Important Genome Project Details

David W. Meinke meinke at OSUUNX.UCC.OKSTATE.EDU
Wed Oct 2 11:53:01 EST 1996


Dear Colleagues in the Arabidopsis Community:

On August 20-21, 1996, representatives of research groups
committed to sequencing the Arabidopsis genome met in Arlington,
VA to discuss strategies for facilitating international
cooperation in completing the genome project.  The primary
objectives of this meeting were to establish Arabidopsis as a
model for international coordination of sequencing efforts and to
develop guidelines for rapid and efficient completion of the
sequencing project by the year 2004.  Included at the meeting were
representatives of the following groups currently funded to
participate in  large-scale sequencing of the Arabidopsis genome:

EU Consortium of 17 European laboratories (Mike Bevan, PI)

Kazusa DNA Research Institute, Chiba, Japan (Satoshi Tabata, PI)

Cold Spring Harbor / Washington University / Applied 
Biosystems Consortium (Richard McCombie, PI)

Stanford University / U.C. Berkeley-PGEC / Univ. Pennsylvania 
Consortium (Ron Davis, PI)

The Institute for Genomic Research (TIGR)
(Craig Venter, PI)

The US groups represented at this meeting were recently awarded a
total of $ 12.7 million over 3 years in NSF/DOE/USDA funds to
participate in large-scale sequencing of the Arabidopsis genome. 
Details of this award were given in a press release issued last
week from Washington, D.C.  A copy of that press release has
already been distributed to the community through the Arabidopsis
newsgroup.  

A remarkable degree of consensus was reached by the end of the
August meeting on the general strategy for the Arabidopsis
sequencing project.  All parties agreed to follow several
practices that were seen as facilitating international
cooperation.  A Memorandum of Understanding was drafted to serve
as a modus operandi for the participating groups.  An edited
version of this document is presented below.  The complete
document will be made available to the community once the formal
paperwork has been completed.  As chairman of the Science Steering
Committee for the Multinational Coordinated Arabidopsis Genome
Research Project, I am pleased to report that the sequencing
effort is moving ahead with a level of expertise and spirit of
cooperation that should make Arabidopsis a model for other genome
projects.

David Meinke
Chair, Science Steering Committee
Multinational Arabidopsis Genome Project


Multinational Effort to Sequence the Arabidopsis Genome:


1.  The Arabidopsis Genome Initiative (AGI) is intended to be an
inclusive international collaboration.  Any group that intends to
engage in the sequencing of hundreds of kilobases of contiguous
Arabidopsis genomic DNA will be invited to participate as a
coequal collaborator in the AGI and will be expected to follow the
guidelines outlined in this document.

2.  A coordinating committee with representation from each of the
participating groups was formed.  This committee will be
responsible for making all decisions that affect the overall goals
and operations of the AGI.  In particular, it is anticipated that
the AGI coordinating committee will be a planning and brokering
system for establishing efficient ways of completing the genome. 
The committee will coordinate apportioning regions of the genome
to the various groups in such a way as to minimize needless
duplication of effort while maximizing progress toward complete
sequencing of the genome. The committee will also be responsible
for keeping the Arabidopsis community informed of continuing
advances in the sequencing project.  

Mike Bevan will chair the committee for the first year.  Other
representatives include: Satoshi Tabata (Kazusa DNA Research
Institute), Joe Ecker (SPP consortium), Dick McCombie
(CSH-WU-ABI), Steve Rounsley (TIGR), and David Meinke
(Multinational Arabidopsis Steering Committee). Each member of the
committee will be responsible for arranging a temporary or
permanent replacement from the represented group when appropriate. 
New members will be invited to join the committee based on a
nomination from one member of the committee and an affirmative
vote by a majority.  It is anticipated that the committee will
maintain regular communication and will meet annually.  
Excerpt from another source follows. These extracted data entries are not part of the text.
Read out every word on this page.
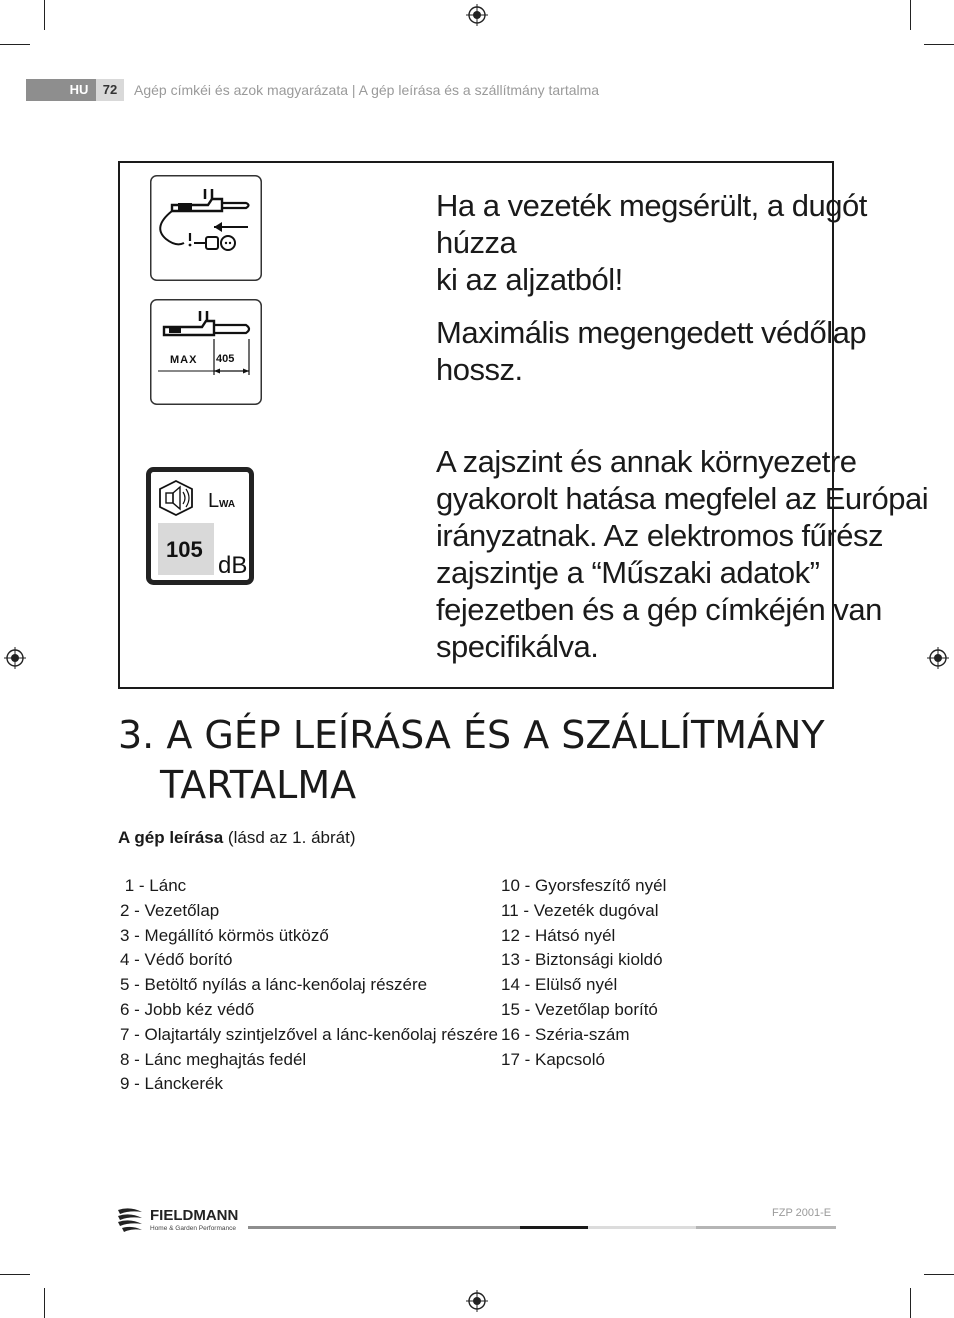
HU	72	Agép címkéi és azok magyarázata | A gép leírása és a szállítmány tartalma
Ha a vezeték megsérült, a dugót húzza
ki az aljzatból!
MAX 405
Maximális megengedett védőlap
hossz.
L WA
105
dB
A zajszint és annak környezetre
gyakorolt hatása megfelel az Európai
irányzatnak. Az elektromos fűrész
zajszintje a “Műszaki adatok”
fejezetben és a gép címkéjén van
specifikálva.
3. A GÉP LEÍRÁSA ÉS A SZÁLLÍTMÁNY
TARTALMA
A gép leírása (lásd az 1. ábrát)
1 - Lánc
2 - Vezetőlap
3 - Megállító körmös ütköző
4 - Védő borító
5 - Betöltő nyílás a lánc-kenőolaj részére
6 - Jobb kéz védő
7 - Olajtartály szintjelzővel a lánc-kenőolaj részére
8 - Lánc meghajtás fedél
9 - Lánckerék
10 - Gyorsfeszítő nyél
11 - Vezeték dugóval
12 - Hátsó nyél
13 - Biztonsági kioldó
14 - Elülső nyél
15 - Vezetőlap borító
16 - Széria-szám
17 - Kapcsoló
FIELDMANN
Home & Garden Performance
FZP 2001-E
3.  Each research group is expected to complete different amounts
of finished sequence because each has different capabilities and
levels of funding devoted to this project.  In order to prevent
duplication of effort, it was considered useful to have the
various groups initiate sequencing in different well- defined
regions of the genome.  It was agreed that each group should begin
by nucleating sites over a contiguous region of a size that could
be completed with the funding available.  It was recognized that
it may not be possible to define such a region with high accuracy
because of variation in the ratio of genetic distance to physical
distance.  The goal in this respect should be to avoid situations
where one group obtains scattered regions of sequence that must
eventually be finished (i.e., linked up) by other groups.  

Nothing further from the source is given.